The Accenture Institute for High Performance recently completed a study that found the following key takeaways:
- 1. At least 40% of companies surveyed are already using machine learning to improve sales and marketing performance. Two out of five companies have already implemented machine learning based intelligence in sales and marketing.
- 2. 38% credited machine learning for improvements in sales performance metrics. Metrics the study tracked include new leads, upsells, and sales cycle times by a factor of two or more while another 41% created improvements by a factor of five or more.
- 3. 76% say they are targeting higher sales growth with machine learning. Gaining greater predictive accuracy by creating and optimizing propensity models to guide up-sell and cross-sell is where machine learning is making contributions to omni-channel selling strategies today.
- 4. Several European banks are increasing new product sales by 10% while reducing churn 20% using machine learning intelligence. A recent McKinsey study found that a dozen European banks are replacing statistical modeling techniques with machine learning. The banks are also increasing customer satisfaction scores and customer lifetime value as well.
 Sales Gets A Machine-Learning Makeover. MIT Sloan Management Review, May 17, 2016. H. James Wilson, Narendra Mulani, Allan Alter. https://sloanreview.mit.edu/article/sales-gets-a-machine-learning-makeover/
Why Machine Learning Adoption is Accelerating in the Enterprise
For enterprise businesses, machine learning has the ability to scale across a broad spectrum of business processes. Those directly related to revenue-making, often called Quote-to-Cash, are among the highest value applications and include sales, contract management, customer service, finance, legal, quality, pricing and order fulfillment.
The economics of cloud computing, cloud storage, the proliferation of sensors driving the Internet of Things (IoT) connected devices growth, and pervasive use of mobile devices that consume gigabytes of data in minutes are a few of the numerous factors accelerating machine learning adoption today. Add to this list the many challenges of creating context inside of search engines, as well as the complex problems companies face optimizing operations while predicting most likely outcomes, and the perfect environment is set for machine learning to proliferate dramatically.

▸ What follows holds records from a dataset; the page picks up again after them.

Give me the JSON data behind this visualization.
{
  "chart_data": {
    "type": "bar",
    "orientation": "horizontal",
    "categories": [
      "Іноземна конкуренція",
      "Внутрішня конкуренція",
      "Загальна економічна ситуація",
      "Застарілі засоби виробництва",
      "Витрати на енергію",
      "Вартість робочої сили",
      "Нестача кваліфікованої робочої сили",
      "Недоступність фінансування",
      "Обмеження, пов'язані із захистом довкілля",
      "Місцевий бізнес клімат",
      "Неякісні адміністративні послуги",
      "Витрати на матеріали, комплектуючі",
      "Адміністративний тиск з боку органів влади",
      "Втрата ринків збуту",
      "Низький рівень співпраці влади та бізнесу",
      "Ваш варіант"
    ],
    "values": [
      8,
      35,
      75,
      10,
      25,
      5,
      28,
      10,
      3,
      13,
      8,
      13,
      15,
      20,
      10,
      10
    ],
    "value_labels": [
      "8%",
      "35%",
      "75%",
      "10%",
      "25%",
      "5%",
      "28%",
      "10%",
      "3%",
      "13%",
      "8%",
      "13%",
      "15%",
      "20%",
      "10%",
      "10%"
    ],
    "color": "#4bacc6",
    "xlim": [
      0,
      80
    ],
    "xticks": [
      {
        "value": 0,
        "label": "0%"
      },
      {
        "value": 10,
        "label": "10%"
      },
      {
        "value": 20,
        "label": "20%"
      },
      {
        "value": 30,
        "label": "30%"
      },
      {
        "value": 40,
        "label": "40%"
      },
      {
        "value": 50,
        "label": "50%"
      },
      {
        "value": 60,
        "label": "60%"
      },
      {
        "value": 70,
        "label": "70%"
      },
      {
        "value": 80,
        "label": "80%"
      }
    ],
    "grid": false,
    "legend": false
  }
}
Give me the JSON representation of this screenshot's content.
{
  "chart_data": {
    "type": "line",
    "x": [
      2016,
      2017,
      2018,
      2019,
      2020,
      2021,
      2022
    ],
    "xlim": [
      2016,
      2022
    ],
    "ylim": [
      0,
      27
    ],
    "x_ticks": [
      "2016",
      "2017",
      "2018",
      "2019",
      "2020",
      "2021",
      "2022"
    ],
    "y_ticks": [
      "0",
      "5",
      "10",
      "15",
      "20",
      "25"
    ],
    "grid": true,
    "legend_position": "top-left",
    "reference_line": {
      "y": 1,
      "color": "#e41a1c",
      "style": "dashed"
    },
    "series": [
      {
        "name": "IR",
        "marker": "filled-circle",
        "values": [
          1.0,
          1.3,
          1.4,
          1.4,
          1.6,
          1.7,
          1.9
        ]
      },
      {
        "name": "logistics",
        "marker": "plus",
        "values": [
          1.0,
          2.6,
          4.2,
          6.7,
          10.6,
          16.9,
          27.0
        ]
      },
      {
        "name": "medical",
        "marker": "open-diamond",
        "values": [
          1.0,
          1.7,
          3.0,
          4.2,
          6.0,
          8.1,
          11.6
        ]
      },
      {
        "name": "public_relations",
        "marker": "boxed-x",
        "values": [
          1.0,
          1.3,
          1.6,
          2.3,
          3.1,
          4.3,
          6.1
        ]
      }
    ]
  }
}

Where Machine Learning is Delivering Business Outcomes Today
The good news for enterprises is that all the data they have been saving for years can now be turned into a competitive advantage and lead to the accomplishment of strategic goals. Revenue and senior management teams are concentrating on how they can capitalize on machine learnings’ core strengths to transform the strategic vision of their businesses into a reality. These teams are focusing on business outcomes first and are looking for machine learning to accelerate and simplify, determining which factors most influence buying behavior and lead to goals being accomplished. My colleague, Elliot Yama, recently wrote about why it is necessary to leverage machine learning to drive business outcomes.
Sales, marketing, and channel management teams are using machine learning to optimize promotions, while compensation and rebates drive the desired behavior across
selling channels. Predicting propensity to buy across channels, making personalized recommendations to customers, forecasting long-term customer loyalty, and anticipating potential revenue and credit risks of buyers are some specific applications of machine learning right now.
These are exciting times for machine learning in the enterprise. While 1950 was the dawn of machine learning and artificial intelligence, 2016 is a watershed moment for the application of machine learning to enterprise sales, marketing and related business processes.